« Voilà, Bandito et moi, nous venons de débattre du menu de dimanche et nous nous sommes alors mis d’accord sur le menu que nous souhaitons déguster dimanche. »
« Le menu de dimanche ? Depuis quand y-a-t-il un tel plat chez nous ? »
« Exactement, le menu de dimanche. Celui-là sera désormais servi pour les rateros tous les dimanches. Bien entendu, pas le même plat tous les dimanches, ce serait monotone sinon. »

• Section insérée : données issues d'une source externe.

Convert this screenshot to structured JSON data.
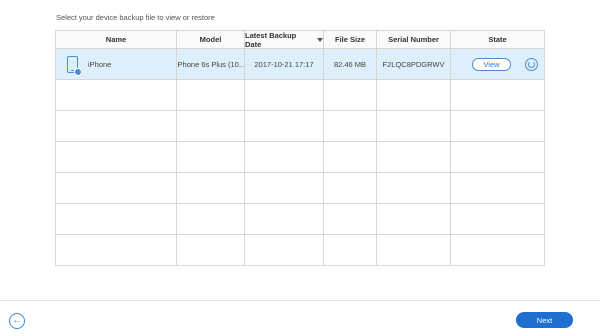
{
  "instruction": "Select your device backup file to view or restore",
  "table": {
    "headers": [
      "Name",
      "Model",
      "Latest Backup Date",
      "File Size",
      "Serial Number",
      "State"
    ],
    "rows": [
      {
        "name": "iPhone",
        "model": "iPhone 6s Plus (10...",
        "date": "2017-10-21 17:17",
        "size": "82.46 MB",
        "serial": "F2LQC8PDGRWV",
        "state_button": "View"
      }
    ]
  },
  "footer": {
    "next_label": "Next",
    "back_icon": "arrow-left-icon"
  },
  "colors": {
    "accent": "#1e6fcf",
    "selected_row": "#dceffa"
  }
}
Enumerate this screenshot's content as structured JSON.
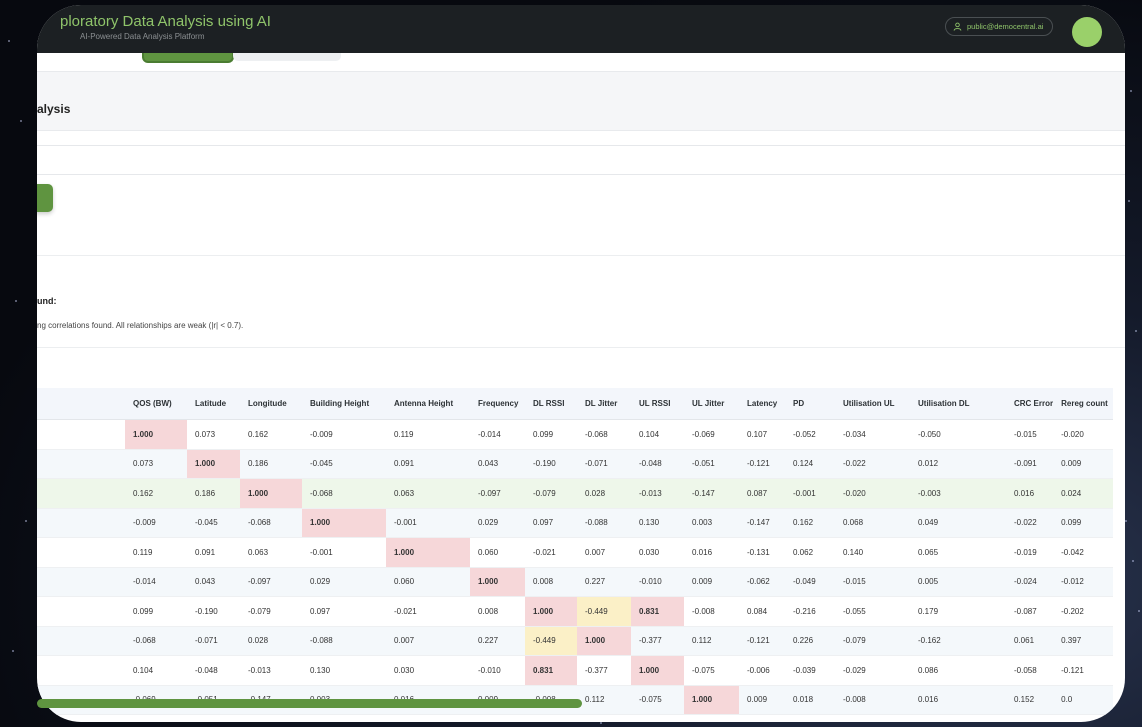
{
  "header": {
    "title": "ploratory Data Analysis using AI",
    "subtitle": "AI-Powered Data Analysis Platform",
    "user_email": "public@democentral.ai"
  },
  "section": {
    "title": "alysis"
  },
  "correlations": {
    "found_title": "und:",
    "found_text": "ng correlations found. All relationships are weak (|r| < 0.7)."
  },
  "table": {
    "columns": [
      "QOS (BW)",
      "Latitude",
      "Longitude",
      "Building Height",
      "Antenna Height",
      "Frequency",
      "DL RSSI",
      "DL Jitter",
      "UL RSSI",
      "UL Jitter",
      "Latency",
      "PD",
      "Utilisation UL",
      "Utilisation DL",
      "CRC Error",
      "Rereg count"
    ],
    "rows": [
      [
        "1.000",
        "0.073",
        "0.162",
        "-0.009",
        "0.119",
        "-0.014",
        "0.099",
        "-0.068",
        "0.104",
        "-0.069",
        "0.107",
        "-0.052",
        "-0.034",
        "-0.050",
        "-0.015",
        "-0.020"
      ],
      [
        "0.073",
        "1.000",
        "0.186",
        "-0.045",
        "0.091",
        "0.043",
        "-0.190",
        "-0.071",
        "-0.048",
        "-0.051",
        "-0.121",
        "0.124",
        "-0.022",
        "0.012",
        "-0.091",
        "0.009"
      ],
      [
        "0.162",
        "0.186",
        "1.000",
        "-0.068",
        "0.063",
        "-0.097",
        "-0.079",
        "0.028",
        "-0.013",
        "-0.147",
        "0.087",
        "-0.001",
        "-0.020",
        "-0.003",
        "0.016",
        "0.024"
      ],
      [
        "-0.009",
        "-0.045",
        "-0.068",
        "1.000",
        "-0.001",
        "0.029",
        "0.097",
        "-0.088",
        "0.130",
        "0.003",
        "-0.147",
        "0.162",
        "0.068",
        "0.049",
        "-0.022",
        "0.099"
      ],
      [
        "0.119",
        "0.091",
        "0.063",
        "-0.001",
        "1.000",
        "0.060",
        "-0.021",
        "0.007",
        "0.030",
        "0.016",
        "-0.131",
        "0.062",
        "0.140",
        "0.065",
        "-0.019",
        "-0.042"
      ],
      [
        "-0.014",
        "0.043",
        "-0.097",
        "0.029",
        "0.060",
        "1.000",
        "0.008",
        "0.227",
        "-0.010",
        "0.009",
        "-0.062",
        "-0.049",
        "-0.015",
        "0.005",
        "-0.024",
        "-0.012"
      ],
      [
        "0.099",
        "-0.190",
        "-0.079",
        "0.097",
        "-0.021",
        "0.008",
        "1.000",
        "-0.449",
        "0.831",
        "-0.008",
        "0.084",
        "-0.216",
        "-0.055",
        "0.179",
        "-0.087",
        "-0.202"
      ],
      [
        "-0.068",
        "-0.071",
        "0.028",
        "-0.088",
        "0.007",
        "0.227",
        "-0.449",
        "1.000",
        "-0.377",
        "0.112",
        "-0.121",
        "0.226",
        "-0.079",
        "-0.162",
        "0.061",
        "0.397"
      ],
      [
        "0.104",
        "-0.048",
        "-0.013",
        "0.130",
        "0.030",
        "-0.010",
        "0.831",
        "-0.377",
        "1.000",
        "-0.075",
        "-0.006",
        "-0.039",
        "-0.029",
        "0.086",
        "-0.058",
        "-0.121"
      ],
      [
        "-0.069",
        "-0.051",
        "-0.147",
        "0.003",
        "0.016",
        "0.009",
        "-0.008",
        "0.112",
        "-0.075",
        "1.000",
        "0.009",
        "0.018",
        "-0.008",
        "0.016",
        "0.152",
        "0.0"
      ]
    ],
    "highlight_color": "#f6d7d9",
    "moderate_color": "#fbf0c7"
  },
  "colors": {
    "accent": "#5f9440",
    "header_bg": "#1c2023"
  }
}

« Tiens donc, alors, raconte… »
« Donc, comme plat principal, nous désirons du bœuf maigre, mais pas cru, car Bandito n’aime pas cela. Il convient que le bœuf soit légèrement cuit quand même, car moi, je n’aime pas qu’il soit cuit jusqu’au bout. Bandito et moi-même y avons débattu pendant un certain temps et sommes finalement convenus de ce qu’il devra être à moitié cuit, ni moins ni plus. »
« J’essaierai d’y veiller… »
« Oui, s’il te plaît. Tu peux bien rajouter quelques feuilles de laurier à l’eau de la cuisson – mais pas trop d’eau pour ne pas affadir le goût – sans pour autant mettre des ognons ni d’ail, comme tu le sais bien, c’est nuisible pour les chiens.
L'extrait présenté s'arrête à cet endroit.